A model kinetic equation is proposed to describe the time evolution of a gas composed of particles which collide inelastically. Dissipation in collisions is described by means of a parameter which is related to the coefficient of restitution, ε. The kinetic equation can be solved exactly for the homogeneous cooling state, providing explicit expressions for both the time-dependent ‘‘temperature’’ and the velocity distribution function. In contrast to the Maxwellian for fluids with energy conservation, this distribution exhibits algebraic decay for large velocities.
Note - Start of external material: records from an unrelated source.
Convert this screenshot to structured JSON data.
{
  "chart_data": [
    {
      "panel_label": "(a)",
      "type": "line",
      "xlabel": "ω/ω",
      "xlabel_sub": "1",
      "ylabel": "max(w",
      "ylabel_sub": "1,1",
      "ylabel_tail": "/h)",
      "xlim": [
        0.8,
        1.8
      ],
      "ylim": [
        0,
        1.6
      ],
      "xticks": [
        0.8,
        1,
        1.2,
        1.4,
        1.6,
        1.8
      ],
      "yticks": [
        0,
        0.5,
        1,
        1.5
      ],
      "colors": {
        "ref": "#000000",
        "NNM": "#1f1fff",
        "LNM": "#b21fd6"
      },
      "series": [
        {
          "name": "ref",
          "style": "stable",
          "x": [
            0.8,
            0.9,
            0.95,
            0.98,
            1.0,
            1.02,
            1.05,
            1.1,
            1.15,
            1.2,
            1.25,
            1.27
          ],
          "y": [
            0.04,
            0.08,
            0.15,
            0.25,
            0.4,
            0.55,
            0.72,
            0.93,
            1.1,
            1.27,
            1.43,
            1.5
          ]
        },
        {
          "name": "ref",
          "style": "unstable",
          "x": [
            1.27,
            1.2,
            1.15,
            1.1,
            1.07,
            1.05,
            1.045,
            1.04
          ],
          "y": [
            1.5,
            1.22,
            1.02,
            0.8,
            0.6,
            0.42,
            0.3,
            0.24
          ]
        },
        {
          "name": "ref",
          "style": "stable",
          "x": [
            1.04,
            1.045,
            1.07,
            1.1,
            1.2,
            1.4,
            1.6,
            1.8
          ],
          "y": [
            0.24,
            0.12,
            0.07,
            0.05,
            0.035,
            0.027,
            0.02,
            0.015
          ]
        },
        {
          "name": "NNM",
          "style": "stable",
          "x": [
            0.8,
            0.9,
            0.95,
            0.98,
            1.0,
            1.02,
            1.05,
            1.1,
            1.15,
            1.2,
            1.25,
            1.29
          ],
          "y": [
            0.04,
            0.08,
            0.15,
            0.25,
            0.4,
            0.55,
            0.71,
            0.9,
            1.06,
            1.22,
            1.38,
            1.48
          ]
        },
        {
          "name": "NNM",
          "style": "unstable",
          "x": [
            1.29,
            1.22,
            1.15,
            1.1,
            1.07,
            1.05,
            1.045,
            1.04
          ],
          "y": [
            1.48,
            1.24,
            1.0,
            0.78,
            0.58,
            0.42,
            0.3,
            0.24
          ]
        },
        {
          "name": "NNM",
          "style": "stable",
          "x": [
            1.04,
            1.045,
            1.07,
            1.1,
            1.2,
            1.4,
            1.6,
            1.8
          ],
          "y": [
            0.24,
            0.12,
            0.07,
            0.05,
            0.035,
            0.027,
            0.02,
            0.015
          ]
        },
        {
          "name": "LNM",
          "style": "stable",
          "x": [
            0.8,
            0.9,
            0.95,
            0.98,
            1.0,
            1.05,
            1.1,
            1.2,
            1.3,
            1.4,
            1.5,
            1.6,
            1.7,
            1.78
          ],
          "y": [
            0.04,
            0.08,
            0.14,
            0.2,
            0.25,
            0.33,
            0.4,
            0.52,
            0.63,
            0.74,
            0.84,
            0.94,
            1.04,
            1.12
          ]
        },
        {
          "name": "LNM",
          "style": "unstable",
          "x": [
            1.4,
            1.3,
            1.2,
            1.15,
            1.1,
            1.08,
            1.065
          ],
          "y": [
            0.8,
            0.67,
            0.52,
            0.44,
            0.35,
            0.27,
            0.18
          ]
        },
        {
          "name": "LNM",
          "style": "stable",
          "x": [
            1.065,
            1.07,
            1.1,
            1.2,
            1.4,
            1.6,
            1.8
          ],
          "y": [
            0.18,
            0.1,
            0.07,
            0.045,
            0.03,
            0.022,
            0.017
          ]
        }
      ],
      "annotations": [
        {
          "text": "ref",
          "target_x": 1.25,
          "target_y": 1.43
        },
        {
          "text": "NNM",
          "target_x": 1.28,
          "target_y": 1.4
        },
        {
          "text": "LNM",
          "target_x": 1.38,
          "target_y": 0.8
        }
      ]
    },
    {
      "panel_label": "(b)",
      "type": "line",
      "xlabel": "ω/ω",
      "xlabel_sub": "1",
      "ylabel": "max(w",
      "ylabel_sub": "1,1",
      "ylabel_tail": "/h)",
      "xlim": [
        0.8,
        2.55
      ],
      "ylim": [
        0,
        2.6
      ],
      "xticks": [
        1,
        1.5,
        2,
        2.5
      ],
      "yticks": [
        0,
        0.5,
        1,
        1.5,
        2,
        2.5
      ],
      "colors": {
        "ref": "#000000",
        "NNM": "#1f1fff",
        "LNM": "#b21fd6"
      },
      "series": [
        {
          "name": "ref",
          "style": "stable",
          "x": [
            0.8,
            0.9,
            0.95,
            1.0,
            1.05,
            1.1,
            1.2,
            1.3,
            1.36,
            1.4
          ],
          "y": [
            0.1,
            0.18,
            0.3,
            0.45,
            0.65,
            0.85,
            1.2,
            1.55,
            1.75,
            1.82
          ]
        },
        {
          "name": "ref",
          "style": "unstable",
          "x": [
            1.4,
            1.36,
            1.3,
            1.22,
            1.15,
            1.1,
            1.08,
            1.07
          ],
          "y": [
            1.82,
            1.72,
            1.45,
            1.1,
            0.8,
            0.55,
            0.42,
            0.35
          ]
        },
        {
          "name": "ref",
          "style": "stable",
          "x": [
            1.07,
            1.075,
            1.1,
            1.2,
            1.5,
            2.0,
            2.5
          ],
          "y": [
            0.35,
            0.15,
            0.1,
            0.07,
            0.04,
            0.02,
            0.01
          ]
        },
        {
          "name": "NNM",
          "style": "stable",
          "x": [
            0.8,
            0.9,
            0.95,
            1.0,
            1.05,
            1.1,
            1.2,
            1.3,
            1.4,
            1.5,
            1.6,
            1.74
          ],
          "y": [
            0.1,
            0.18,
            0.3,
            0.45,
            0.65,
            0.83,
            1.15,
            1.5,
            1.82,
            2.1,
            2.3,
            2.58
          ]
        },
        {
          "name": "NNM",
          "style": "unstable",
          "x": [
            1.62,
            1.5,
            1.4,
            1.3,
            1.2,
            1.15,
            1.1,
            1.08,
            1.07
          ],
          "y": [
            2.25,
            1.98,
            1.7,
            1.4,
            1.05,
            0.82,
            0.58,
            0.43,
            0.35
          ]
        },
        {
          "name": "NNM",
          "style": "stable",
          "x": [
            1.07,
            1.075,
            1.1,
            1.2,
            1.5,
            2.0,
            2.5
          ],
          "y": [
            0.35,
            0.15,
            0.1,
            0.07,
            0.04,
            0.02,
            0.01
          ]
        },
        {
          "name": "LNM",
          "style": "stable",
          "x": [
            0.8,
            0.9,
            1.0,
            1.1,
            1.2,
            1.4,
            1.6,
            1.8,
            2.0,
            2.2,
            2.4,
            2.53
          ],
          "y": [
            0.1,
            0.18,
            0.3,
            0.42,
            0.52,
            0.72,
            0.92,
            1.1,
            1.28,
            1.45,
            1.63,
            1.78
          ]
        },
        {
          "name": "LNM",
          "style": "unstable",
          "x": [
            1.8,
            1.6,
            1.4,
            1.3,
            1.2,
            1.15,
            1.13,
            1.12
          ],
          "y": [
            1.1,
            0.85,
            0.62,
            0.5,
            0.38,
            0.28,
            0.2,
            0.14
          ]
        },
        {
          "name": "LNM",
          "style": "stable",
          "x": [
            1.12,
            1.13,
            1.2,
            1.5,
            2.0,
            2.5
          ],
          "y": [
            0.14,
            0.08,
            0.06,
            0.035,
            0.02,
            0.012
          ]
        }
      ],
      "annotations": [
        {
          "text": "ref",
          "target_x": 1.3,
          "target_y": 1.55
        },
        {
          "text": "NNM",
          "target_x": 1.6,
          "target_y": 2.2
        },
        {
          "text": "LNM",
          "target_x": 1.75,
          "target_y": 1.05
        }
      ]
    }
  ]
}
Hydrodynamic equations are derived by expanding in the gradients of the hydrodynamic fields around the homogeneous cooling state, without the limitation to ε asymptotically close to unity. The equation for the energy density contains, in addition to a source term describing the energy lost in collisions, a contribution to the heat flux which is proportional to the gradient of the density. The linear stability of the homogeneous cooling state is investigated by analyzing the hydrodynamic modes of the system. The shear modes are found to decay slowly at long wavelengths, in the sense that spatial perturbations of the macroscopic flow field decay slower than the cooling rate for the thermal velocity of the reference homogeneous state. On the other hand, the heat mode is always stable. © 1996 The American Physical Society.